Nietzsche podía provocar cuando exclamaba: ¡Yo doy a cada cual lo mío! porque él no era un hombre sino “dinamita”.
Un hombre tan humano que antes de tener la victoria asegurada estaba dispuesto a romper sus límites y dar su apellido a cualquier fruto nacido de su obra.
En una de esas batallas se rompió, pero nos dejó su vida.
¿Qué es lo mío?
¿Qué pretendemos cuando queremos que se acepte lo nuestro?
Si me veo obligada a aceptar lo que no es mío, la violencia ejercida anulará la capacidad fecundadora característica de las ideas y mi tiempo psíquico estará distraído en la empresa de echar al invasor. No podré encontrarme hasta recuperar del exilio ese aspecto desplazado por la ocupación “enemiga”.
Compartir nuestras certezas desde el respeto al “saber” del otro, es hospitalario.

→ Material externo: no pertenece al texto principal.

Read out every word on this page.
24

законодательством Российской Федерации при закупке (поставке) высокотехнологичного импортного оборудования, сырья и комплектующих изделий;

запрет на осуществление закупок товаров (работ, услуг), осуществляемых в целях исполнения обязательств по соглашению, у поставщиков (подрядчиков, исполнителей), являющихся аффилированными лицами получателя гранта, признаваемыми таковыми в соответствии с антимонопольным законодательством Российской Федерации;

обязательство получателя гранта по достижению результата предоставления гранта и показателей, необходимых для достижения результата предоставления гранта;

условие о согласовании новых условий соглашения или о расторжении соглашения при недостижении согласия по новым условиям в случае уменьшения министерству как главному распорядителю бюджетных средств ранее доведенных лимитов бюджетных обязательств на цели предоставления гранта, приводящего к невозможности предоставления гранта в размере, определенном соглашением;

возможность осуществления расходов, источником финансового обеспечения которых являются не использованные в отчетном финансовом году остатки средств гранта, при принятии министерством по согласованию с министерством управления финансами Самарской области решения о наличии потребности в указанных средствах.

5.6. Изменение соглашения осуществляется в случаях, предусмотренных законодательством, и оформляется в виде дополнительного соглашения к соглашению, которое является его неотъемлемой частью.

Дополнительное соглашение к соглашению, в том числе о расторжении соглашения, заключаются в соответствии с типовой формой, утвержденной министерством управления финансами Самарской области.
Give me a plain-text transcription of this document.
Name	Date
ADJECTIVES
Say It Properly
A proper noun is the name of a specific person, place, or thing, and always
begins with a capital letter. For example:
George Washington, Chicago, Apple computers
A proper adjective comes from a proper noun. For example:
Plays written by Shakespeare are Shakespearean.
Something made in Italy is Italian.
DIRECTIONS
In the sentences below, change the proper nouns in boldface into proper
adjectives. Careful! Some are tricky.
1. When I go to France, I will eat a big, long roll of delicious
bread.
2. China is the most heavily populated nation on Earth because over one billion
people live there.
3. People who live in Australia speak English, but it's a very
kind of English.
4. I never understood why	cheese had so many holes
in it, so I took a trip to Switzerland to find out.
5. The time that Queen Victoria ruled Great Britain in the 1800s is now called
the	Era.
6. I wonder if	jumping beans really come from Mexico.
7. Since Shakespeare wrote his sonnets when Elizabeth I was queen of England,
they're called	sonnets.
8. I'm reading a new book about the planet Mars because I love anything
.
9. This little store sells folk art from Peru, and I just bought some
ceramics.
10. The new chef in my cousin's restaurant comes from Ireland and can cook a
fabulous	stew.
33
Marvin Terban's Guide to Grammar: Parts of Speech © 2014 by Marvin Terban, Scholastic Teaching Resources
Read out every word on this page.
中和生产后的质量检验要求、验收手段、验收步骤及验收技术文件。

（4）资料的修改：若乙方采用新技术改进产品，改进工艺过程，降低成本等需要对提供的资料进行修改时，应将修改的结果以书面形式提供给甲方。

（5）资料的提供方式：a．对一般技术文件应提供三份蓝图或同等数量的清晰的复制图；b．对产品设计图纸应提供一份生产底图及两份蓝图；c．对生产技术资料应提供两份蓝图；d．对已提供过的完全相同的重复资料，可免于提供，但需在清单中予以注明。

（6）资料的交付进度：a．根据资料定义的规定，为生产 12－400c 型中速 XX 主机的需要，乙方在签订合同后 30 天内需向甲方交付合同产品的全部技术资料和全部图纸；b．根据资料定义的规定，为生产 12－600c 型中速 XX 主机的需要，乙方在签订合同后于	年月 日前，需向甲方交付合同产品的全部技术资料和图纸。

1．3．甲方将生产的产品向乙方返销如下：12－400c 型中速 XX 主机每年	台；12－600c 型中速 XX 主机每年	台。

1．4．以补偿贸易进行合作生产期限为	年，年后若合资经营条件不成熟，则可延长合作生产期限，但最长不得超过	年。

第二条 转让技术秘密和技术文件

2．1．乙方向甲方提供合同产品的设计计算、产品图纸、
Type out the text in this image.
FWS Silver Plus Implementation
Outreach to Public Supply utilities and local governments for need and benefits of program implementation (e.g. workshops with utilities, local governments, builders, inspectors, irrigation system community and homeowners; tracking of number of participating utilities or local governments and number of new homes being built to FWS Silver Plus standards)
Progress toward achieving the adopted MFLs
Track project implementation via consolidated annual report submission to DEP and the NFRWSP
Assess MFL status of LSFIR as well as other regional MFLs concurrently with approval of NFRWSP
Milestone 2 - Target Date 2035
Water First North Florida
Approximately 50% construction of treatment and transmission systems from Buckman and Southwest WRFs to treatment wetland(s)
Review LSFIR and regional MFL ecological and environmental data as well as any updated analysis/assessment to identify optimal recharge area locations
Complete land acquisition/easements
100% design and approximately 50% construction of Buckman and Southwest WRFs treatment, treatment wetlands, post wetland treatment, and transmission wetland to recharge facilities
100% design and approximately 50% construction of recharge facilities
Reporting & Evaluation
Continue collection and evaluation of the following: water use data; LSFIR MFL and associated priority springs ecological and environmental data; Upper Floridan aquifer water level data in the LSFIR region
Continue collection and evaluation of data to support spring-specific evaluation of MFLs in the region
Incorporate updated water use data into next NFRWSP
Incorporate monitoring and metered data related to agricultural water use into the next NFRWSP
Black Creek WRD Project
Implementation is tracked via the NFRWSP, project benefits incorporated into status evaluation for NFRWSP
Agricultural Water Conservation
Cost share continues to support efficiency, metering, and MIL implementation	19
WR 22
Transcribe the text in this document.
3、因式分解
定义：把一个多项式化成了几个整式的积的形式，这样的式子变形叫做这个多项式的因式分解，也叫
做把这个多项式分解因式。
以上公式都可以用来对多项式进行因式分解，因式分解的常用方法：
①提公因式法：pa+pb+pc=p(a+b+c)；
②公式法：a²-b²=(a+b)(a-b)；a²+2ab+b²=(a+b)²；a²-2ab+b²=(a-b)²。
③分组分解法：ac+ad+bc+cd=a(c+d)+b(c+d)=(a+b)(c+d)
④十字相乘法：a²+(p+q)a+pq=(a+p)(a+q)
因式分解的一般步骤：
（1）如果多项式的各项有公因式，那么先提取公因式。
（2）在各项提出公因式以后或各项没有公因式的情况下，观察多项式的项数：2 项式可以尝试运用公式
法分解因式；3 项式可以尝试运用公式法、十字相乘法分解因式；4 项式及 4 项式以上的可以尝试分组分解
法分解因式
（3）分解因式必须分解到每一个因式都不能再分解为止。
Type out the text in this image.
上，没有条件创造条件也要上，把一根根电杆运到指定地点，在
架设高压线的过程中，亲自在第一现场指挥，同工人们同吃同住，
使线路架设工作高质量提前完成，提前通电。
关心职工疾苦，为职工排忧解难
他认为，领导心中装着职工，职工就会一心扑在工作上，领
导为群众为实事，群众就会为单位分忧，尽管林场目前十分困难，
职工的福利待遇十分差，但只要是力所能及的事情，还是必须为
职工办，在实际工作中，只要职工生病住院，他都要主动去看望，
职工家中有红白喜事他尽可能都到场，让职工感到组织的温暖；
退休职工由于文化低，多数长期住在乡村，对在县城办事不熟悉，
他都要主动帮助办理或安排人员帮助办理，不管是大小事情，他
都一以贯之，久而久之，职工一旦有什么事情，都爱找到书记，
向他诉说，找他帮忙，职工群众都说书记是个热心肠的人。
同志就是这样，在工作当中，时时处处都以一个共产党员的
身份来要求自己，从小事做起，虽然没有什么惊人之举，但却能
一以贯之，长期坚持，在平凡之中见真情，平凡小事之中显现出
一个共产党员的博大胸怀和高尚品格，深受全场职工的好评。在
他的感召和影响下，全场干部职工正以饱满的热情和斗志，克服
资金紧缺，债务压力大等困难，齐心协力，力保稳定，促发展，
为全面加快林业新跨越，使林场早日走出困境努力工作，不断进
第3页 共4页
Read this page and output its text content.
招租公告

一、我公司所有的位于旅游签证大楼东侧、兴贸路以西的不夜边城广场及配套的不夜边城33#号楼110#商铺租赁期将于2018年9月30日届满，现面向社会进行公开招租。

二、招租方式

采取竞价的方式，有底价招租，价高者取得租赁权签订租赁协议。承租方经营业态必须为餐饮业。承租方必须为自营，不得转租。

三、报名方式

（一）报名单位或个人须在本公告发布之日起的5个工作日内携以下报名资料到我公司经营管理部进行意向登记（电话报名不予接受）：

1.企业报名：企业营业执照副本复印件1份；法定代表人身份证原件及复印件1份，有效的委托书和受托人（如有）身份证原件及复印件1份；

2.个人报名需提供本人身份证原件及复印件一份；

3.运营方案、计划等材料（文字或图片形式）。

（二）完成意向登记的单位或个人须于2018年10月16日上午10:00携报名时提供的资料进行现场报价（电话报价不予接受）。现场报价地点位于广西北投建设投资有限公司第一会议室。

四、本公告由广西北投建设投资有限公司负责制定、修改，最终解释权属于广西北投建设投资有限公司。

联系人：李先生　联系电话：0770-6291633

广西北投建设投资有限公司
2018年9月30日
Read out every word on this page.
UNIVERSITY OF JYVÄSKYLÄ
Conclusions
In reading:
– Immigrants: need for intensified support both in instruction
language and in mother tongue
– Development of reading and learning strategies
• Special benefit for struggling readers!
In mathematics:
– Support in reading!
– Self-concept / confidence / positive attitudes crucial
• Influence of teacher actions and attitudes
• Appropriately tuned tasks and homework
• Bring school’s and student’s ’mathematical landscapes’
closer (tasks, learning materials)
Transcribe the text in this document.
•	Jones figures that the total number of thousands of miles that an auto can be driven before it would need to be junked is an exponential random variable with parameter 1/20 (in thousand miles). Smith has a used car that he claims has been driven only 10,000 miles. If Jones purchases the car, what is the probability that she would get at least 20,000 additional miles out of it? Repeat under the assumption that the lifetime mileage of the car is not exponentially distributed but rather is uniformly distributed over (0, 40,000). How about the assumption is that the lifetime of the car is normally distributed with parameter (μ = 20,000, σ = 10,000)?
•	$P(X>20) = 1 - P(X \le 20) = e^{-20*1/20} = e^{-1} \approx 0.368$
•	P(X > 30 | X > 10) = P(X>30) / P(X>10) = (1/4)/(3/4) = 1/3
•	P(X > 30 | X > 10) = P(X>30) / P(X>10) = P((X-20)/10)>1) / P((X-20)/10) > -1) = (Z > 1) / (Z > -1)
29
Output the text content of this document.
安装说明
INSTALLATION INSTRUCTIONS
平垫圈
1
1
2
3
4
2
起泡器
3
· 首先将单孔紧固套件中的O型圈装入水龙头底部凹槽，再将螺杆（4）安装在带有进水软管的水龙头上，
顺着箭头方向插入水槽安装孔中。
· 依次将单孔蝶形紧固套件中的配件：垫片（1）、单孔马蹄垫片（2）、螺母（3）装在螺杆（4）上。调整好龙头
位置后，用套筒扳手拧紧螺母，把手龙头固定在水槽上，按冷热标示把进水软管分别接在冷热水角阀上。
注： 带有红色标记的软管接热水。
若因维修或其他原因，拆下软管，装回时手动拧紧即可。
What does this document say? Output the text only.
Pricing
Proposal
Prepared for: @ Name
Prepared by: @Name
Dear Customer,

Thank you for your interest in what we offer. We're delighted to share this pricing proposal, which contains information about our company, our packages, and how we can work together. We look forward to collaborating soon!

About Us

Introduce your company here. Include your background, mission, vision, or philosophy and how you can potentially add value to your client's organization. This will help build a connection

Esa paz no tiene nada que ver con lo que significan aquellas ruidosas ruedas de molino de quien se empeña en colocarlas donde sea, comprendiendo que su propietario lo hace porque tampoco puede asimilarlas y necesita compañía.
La verdad no está sometida a la voluntad. La verdad es libre porque “es” y en su nombre nadie tiene autorización para decidir quien está o no en ella.
Únicamente los hechos son capaces de identificar claramente dónde se encuentra.